Le secteur de l’énergie est agité, cette semaine, par deux mouvements de grève distincts. Le premier, qui débute ce 25 janvier, vise à mettre sur la table la question des salaires dans l’industrie gazière et électrique. La Fédération nationale des mines et de l’énergie (FNME)-CGT appelle à trois journées de grève reconductible. Le second conflit se joue au sein d’EDF. Il fait suite à une décision de l’État visant à réduire l’impact de la hausse du prix de l’énergie, mais avec un manque à gagner pour l’entreprise, qui nourrit les craintes des salariés.
La FNME-CGT vient de lancer trois jours de grève reconductible sur la question du salaire national de base dans le secteur de l’énergie. Le syndicat juge insatisfaisantes les négociations annuelles visant à le revaloriser. Fin 2021, l’augmentation a été fixée à 0,3 %. La FNME-CGT a refusé de signer l’accord. « Depuis dix ans, ce salaire national de base a du mal à décoller. On est jamais au niveau, a minima, de l’inflation ! Donc le manque à gagner est criant », s’exaspère Sébastien Menesplier, secrétaire général de la fédération.
Le mouvement de grève de ce 25, 26 et 27 janvier vise à peser, désormais, sur les négociations au sein des entreprises. Des préavis locaux comme nationaux ont été déposés. Pas moins de 160 entreprises de l’industrie gazière et électrique sont concernées. Le début du mouvement est prometteur aux yeux de la FNME-CGT : « on a beaucoup de sites EDF et Enedis qui connaissent des filtrages ou des blocages, des assemblées générales… Et on a, dans certains endroits, des initiatives en direction des maires, des rencontres avec des préfets, des sous-préfets, voire des députés de circonscription ; des rassemblements… » liste Sébastien Menesplier.
Pour l’heure, le syndicat n’a reçu aucun signe d’ouverture d’une nouvelle discussion sur le salaire de base. Mais avec la grève reconductible, « il s’agit d’arriver à peser jusqu’à obtenir satisfaction », promet le secrétaire général.
« On a peur pour nos emplois et l’avenir de l’entreprise »

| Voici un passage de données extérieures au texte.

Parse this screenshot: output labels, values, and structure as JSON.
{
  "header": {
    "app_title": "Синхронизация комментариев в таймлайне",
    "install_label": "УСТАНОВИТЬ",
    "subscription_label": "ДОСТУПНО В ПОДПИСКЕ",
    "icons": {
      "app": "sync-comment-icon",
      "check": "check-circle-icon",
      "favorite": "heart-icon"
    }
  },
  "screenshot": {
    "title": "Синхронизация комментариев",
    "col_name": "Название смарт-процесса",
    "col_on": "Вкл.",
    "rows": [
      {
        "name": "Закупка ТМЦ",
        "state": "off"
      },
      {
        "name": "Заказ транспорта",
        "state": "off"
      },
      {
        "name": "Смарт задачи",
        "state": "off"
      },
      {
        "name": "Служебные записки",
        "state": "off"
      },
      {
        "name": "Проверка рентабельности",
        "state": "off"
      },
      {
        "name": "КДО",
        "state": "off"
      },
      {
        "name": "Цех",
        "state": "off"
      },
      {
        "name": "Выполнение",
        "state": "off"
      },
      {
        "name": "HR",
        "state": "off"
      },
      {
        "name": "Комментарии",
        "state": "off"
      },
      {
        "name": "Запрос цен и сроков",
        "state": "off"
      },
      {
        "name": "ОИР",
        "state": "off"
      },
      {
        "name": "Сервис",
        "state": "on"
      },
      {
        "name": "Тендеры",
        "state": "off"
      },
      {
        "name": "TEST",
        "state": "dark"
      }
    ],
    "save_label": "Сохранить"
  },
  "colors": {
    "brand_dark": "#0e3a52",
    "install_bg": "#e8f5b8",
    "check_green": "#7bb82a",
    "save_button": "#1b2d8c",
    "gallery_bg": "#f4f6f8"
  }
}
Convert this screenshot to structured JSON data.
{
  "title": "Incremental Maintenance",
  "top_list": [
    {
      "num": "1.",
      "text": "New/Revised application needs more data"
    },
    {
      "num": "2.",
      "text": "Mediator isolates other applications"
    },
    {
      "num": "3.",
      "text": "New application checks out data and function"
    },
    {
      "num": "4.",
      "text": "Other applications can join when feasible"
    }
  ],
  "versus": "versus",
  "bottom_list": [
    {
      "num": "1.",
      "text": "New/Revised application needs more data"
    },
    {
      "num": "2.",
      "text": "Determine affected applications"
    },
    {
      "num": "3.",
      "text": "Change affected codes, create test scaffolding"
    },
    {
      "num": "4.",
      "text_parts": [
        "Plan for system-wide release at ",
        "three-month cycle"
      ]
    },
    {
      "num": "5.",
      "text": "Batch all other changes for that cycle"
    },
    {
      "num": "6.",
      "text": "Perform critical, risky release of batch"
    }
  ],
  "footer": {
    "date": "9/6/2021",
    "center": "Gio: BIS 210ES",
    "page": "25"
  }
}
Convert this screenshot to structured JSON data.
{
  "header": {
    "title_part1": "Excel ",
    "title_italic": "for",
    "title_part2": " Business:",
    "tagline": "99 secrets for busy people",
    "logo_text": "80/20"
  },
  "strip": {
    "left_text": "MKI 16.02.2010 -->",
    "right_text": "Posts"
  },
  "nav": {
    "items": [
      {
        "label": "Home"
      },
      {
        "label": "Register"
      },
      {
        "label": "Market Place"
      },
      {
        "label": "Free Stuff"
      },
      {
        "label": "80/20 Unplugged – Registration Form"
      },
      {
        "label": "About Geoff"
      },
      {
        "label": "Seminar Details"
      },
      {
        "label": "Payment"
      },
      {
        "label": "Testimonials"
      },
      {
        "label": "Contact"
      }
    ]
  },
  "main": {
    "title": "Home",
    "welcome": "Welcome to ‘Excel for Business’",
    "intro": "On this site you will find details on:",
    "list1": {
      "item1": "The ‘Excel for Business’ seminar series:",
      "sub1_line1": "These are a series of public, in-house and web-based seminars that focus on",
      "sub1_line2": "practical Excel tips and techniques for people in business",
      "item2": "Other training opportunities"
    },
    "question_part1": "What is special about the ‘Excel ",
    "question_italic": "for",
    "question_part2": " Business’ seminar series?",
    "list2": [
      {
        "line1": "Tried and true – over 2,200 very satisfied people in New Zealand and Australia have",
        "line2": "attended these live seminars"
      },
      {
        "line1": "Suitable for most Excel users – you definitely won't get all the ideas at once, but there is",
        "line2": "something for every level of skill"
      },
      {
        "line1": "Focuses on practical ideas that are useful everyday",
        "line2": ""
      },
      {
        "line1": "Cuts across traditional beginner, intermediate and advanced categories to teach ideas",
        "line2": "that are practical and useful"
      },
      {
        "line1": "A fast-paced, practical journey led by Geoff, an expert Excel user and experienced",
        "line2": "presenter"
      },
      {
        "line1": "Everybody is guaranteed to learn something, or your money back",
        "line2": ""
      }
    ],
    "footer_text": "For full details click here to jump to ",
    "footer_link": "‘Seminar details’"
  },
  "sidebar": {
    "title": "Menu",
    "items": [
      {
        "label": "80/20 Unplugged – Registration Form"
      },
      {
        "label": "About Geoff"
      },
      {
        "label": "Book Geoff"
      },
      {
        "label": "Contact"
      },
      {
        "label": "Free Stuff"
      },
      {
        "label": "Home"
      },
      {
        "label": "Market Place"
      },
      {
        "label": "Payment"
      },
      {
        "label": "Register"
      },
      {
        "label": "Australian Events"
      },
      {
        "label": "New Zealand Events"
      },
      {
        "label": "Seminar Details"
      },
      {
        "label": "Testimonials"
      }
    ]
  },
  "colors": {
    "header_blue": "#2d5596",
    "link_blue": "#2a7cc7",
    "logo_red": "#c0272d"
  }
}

Un second mouvement de grève, porté cette fois-ci par l’ensemble des fédérations syndicales (CGT, CFE-CGC, FO et CFDT), concerne spécifiquement EDF. Dans un communiqué commun, celles-ci appellent les 100 000 salariés de l’entreprise à faire front contre une décision de l’État lourde de conséquences. Cette décision vise à faire face à la hausse des prix de l’énergie pour les consommateurs, induite par les mécanismes de concurrence du marché européen.
Le gouvernement a décidé, mi-janvier, d’imposer à EDF une augmentation du volume de l’ARENH, pour Accès Régulé à l’Electricité Nucléaire Historique. L’entreprise doit ainsi vendre un volume supplémentaire de sa production (de 100 à 120 TWh, soit 20 % de plus) à ses concurrents. Pour rappel : le 1er juillet 2011, avec la loi NOME (Nouvelle Organisation du Marché de l’Électricité), EDF ouvre sa production au marché. L’entreprise doit alors revendre 25 % (maximum) de sa production d’électricité d’origine nucléaire à des distributeurs privés, qui la revendront aux particuliers par la suite à des conditions tarifaires fixées par l’État. C’est ce volume qui vient d’être réhaussé.« Une violence absolue à l’égard de notre entreprise de service public », tranche le syndicat FO.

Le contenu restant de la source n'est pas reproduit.